Welding Fume – what’s changed?

There is new scientific evidence (from the International Agency for Research on Cancer or IARC) that exposure to all welding fume, including mild steel welding fume, can cause lung cancer, as well as some evidence linked to kidney cancer.

The Workplace Health Expert Committee (WHEC), which was set up to provide the HSE with independent, authoritative and impartial expertise on workplace health, has endorsed the reclassification of mild steel welding fume as a human carcinogen and prompted the regulator to issue a safety alert STSU1 – 2019, which ramps up the HSE’s enforcement expectations

As a result, there is a change in HSE enforcement expectations in relation to the control of exposure of welding fume, including that from mild steel welding. With immediate effect, there is a strengthening of HSE’s enforcement expectation for all welding fume, including mild steel welding; because general ventilation does not achieve the necessary control.

All businesses undertaking welding activities should ensure effective engineering controls are provided and correctly used to control fume arising from those welding activities. Where engineering controls are not adequate to control all fume exposure, adequate and suitable respiratory protective equipment (RPE) is also required to control risk from the residual fume.

Control of the cancer risk will require suitable engineering controls for all welding activities indoors e.g. Local Exhaust Ventilation (LEV). Extraction will also control exposure to manganese, which is present in mild steel welding fume, which can cause neurological effects similar to Parkinson’s disease.

Where LEV alone does not adequately control exposure, it should be supplemented by adequate and suitable respiratory protective equipment (RPE) to protect against the residual fume.

Appropriate RPE should be provided for welding outdoors.

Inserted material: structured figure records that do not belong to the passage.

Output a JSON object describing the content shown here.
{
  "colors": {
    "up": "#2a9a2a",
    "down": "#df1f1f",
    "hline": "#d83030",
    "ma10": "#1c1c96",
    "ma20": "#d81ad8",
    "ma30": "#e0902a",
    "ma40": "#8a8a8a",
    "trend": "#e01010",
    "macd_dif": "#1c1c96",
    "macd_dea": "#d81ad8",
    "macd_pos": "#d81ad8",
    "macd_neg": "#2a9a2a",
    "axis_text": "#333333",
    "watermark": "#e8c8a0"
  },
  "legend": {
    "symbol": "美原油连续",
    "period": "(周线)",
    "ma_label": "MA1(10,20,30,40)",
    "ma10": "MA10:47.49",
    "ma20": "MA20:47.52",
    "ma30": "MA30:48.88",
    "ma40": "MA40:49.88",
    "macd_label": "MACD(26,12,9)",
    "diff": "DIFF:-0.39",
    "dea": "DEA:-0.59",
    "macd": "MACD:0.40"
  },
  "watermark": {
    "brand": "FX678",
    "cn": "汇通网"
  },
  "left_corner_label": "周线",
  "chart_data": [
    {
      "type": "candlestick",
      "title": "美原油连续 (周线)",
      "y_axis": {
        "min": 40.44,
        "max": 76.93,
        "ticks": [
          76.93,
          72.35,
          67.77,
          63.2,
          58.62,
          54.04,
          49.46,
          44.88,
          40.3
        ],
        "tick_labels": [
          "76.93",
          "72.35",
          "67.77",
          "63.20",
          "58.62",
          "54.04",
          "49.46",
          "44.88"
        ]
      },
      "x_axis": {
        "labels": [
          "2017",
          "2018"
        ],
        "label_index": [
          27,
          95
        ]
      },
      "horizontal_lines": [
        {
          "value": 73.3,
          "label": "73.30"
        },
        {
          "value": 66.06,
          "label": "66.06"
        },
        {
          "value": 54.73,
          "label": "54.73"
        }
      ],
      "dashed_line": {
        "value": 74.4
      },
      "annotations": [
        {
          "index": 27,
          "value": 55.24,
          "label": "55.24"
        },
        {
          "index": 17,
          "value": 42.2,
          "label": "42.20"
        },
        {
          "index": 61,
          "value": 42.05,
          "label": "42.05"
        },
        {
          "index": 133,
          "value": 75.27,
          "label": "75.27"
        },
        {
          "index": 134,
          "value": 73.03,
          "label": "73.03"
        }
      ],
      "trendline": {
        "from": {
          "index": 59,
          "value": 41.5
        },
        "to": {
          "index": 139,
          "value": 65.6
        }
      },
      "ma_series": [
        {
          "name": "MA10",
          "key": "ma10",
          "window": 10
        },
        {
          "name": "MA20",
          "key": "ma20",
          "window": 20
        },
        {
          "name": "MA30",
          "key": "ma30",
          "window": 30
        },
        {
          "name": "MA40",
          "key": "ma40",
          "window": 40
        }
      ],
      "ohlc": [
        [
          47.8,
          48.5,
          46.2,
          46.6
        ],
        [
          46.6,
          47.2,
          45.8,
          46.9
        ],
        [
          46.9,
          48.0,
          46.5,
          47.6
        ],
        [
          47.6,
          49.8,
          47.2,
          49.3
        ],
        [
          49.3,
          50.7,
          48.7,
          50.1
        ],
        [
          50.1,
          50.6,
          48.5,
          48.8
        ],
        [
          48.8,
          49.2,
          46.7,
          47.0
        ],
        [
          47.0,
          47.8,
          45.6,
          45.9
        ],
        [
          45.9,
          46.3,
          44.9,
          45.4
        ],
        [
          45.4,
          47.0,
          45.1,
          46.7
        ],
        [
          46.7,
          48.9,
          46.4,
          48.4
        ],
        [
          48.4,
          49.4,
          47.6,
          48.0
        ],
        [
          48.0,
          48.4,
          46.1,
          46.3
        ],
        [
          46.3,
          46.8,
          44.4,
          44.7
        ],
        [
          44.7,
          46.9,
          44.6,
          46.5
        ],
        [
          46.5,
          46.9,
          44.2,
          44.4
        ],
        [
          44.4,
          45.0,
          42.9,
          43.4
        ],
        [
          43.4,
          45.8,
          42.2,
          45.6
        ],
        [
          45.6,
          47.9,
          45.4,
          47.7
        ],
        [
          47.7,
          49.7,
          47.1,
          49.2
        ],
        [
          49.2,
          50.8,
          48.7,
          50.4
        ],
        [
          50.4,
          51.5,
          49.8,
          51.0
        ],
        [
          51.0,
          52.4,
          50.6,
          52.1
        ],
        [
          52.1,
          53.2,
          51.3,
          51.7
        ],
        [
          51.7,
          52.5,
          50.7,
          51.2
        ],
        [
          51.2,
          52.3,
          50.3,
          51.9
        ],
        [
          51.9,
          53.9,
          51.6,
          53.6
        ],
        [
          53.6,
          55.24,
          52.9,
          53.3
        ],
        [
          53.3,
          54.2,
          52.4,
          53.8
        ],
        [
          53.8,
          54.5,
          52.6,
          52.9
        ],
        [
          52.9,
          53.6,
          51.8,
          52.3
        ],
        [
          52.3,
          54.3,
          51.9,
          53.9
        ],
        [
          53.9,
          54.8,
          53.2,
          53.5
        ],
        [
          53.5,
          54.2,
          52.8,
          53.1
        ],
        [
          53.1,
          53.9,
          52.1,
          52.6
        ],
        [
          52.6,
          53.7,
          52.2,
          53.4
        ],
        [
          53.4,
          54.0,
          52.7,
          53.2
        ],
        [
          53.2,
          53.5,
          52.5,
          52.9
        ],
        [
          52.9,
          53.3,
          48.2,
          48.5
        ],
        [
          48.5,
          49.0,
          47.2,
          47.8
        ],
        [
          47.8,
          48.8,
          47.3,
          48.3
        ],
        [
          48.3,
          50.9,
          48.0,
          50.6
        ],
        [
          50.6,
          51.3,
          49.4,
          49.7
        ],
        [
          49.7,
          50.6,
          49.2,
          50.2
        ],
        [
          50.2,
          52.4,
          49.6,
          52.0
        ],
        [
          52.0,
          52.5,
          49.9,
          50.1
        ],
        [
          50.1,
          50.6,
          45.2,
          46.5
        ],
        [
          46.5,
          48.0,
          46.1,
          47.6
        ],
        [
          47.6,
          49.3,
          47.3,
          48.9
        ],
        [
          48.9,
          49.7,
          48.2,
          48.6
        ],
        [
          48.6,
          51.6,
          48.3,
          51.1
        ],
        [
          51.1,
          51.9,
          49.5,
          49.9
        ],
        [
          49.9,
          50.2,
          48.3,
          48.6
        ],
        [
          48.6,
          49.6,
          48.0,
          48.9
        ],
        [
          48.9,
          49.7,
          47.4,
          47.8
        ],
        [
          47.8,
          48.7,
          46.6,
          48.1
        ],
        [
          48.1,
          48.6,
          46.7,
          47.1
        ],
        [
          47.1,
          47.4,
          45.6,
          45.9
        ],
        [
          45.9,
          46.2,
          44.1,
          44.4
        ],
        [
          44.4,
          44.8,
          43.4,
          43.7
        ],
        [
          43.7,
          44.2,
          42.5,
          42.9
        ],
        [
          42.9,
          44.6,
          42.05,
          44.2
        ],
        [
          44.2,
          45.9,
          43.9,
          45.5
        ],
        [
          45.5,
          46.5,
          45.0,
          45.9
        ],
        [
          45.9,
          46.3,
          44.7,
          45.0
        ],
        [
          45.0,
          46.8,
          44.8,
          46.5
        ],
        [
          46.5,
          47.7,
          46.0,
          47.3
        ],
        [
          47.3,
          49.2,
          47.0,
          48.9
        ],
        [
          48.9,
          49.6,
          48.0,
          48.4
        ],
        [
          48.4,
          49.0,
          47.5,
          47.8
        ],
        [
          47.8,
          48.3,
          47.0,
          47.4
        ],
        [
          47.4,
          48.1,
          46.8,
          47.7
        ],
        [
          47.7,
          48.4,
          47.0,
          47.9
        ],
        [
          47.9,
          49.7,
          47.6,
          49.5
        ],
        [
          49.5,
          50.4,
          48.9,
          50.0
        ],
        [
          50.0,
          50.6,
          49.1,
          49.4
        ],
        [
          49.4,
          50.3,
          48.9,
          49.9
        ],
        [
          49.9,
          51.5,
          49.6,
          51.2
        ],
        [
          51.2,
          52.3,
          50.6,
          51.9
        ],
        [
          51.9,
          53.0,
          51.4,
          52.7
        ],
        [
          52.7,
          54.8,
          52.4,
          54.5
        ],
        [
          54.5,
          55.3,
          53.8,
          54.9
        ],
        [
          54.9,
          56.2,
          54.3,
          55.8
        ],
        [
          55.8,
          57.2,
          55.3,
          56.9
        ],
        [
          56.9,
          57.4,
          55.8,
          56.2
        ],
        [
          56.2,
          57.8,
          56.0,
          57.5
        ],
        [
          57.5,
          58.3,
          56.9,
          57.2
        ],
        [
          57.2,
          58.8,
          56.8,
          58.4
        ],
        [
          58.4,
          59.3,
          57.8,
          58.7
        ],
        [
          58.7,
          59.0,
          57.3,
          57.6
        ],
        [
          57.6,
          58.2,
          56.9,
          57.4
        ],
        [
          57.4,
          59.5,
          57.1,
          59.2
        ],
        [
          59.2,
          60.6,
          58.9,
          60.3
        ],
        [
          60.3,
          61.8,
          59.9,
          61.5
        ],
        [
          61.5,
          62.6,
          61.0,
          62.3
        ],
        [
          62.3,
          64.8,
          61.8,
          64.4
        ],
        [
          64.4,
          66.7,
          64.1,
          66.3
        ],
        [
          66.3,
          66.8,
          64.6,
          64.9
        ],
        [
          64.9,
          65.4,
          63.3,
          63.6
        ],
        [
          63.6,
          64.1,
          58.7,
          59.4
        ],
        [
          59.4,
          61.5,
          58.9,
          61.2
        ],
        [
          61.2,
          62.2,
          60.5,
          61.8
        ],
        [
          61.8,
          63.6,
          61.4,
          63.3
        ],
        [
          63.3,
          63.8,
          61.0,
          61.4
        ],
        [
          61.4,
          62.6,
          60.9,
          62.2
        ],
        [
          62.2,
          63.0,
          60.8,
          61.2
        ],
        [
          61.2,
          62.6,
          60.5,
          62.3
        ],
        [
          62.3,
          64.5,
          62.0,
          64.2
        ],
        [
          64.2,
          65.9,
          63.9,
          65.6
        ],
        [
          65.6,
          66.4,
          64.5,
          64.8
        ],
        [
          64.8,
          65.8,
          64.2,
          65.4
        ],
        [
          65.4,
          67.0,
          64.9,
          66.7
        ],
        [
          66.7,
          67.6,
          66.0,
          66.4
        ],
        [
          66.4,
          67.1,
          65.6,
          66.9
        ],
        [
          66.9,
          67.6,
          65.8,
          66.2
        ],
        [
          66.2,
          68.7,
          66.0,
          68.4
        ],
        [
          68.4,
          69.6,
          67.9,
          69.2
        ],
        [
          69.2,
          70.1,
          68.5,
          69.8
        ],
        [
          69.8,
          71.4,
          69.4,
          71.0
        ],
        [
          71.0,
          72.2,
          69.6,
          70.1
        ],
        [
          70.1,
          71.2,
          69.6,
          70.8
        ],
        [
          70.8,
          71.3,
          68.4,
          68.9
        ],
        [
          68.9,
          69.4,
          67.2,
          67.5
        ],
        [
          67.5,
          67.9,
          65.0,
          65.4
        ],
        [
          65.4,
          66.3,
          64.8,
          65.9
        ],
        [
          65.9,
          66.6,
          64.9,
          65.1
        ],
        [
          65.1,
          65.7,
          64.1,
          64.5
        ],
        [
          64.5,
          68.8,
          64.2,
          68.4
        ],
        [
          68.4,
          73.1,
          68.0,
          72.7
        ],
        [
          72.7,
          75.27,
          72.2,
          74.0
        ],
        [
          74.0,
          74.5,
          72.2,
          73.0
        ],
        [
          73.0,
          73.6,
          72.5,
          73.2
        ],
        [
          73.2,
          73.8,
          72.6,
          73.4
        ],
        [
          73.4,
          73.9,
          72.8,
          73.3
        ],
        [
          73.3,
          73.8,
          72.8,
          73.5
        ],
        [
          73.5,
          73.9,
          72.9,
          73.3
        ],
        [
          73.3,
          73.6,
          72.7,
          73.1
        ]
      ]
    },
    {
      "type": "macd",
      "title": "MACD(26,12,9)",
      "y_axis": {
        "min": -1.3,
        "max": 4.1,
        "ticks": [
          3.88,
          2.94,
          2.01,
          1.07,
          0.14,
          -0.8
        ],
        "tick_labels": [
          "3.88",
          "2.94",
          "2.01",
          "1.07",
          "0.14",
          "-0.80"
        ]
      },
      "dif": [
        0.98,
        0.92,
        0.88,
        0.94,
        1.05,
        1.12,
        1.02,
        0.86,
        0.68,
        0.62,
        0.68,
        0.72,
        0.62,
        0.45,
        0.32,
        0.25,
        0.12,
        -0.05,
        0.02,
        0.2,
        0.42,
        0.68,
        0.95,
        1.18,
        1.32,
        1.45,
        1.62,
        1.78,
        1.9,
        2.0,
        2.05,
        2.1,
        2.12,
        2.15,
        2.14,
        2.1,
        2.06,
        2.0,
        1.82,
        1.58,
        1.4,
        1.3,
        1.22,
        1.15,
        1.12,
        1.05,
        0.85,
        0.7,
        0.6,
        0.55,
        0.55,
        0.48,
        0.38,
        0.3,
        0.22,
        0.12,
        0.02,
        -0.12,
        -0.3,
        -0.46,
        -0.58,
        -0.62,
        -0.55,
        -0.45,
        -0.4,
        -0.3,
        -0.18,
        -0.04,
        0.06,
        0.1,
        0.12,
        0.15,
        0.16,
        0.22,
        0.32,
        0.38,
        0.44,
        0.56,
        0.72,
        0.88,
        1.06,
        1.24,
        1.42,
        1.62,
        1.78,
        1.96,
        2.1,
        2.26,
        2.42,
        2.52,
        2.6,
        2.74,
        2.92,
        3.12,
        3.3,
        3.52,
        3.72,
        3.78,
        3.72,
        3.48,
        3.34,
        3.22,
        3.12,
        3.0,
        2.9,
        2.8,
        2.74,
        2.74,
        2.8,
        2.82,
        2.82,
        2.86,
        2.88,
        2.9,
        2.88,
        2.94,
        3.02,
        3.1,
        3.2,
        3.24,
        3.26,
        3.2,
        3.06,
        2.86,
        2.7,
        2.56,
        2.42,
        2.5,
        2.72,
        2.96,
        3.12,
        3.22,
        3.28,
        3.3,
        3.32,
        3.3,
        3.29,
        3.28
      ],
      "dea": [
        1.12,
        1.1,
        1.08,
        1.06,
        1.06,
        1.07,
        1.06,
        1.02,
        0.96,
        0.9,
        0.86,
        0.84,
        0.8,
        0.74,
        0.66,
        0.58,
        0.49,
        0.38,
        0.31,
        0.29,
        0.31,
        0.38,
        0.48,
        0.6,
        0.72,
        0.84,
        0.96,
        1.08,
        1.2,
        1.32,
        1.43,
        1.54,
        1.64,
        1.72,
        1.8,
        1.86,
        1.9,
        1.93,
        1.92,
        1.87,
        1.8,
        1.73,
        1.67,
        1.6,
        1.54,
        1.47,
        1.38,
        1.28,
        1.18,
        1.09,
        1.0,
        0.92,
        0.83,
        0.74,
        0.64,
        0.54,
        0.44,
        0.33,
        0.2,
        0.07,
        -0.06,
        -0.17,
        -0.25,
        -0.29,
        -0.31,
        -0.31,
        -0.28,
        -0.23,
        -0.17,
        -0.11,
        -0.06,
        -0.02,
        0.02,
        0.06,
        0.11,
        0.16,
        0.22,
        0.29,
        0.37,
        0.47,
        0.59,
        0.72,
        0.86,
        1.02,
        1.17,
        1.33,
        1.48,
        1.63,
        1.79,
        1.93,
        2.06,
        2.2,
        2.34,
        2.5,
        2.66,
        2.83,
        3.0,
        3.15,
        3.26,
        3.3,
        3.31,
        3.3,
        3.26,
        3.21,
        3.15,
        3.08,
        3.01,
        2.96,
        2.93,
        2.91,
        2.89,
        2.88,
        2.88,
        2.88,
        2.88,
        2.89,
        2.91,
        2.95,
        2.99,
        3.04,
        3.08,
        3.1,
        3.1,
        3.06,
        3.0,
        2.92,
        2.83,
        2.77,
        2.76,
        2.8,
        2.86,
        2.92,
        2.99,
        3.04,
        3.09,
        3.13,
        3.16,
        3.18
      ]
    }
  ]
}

You should ensure welders are suitably instructed and trained in the use of these controls.

Regardless of duration, HSE will no longer accept any welding undertaken without any suitable exposure control measures in place, as there is no known level of safe exposure.

Risk assessments should reflect the change in the expected control measures.

What does this mean to you?

  1. Make sure exposure to any welding fume released is adequately controlled using engineering controls (typically LEV).
  2. Make sure suitable controls are provided for all welding activities, irrespective of duration.  This includes welding outdoors.
  3. Where engineering controls alone cannot control exposure, then adequate and suitable RPE should be provided to control risk from any residual fume.
  4. Make sure all engineering controls are correctly used, suitably maintained and are subject to thorough examination and test where required.
  5. Make sure any RPE is subject to an RPE  programme. An RPE programme encapsulates all the elements of RPE use you need to ensure that your RPE is effective in protecting the wearer.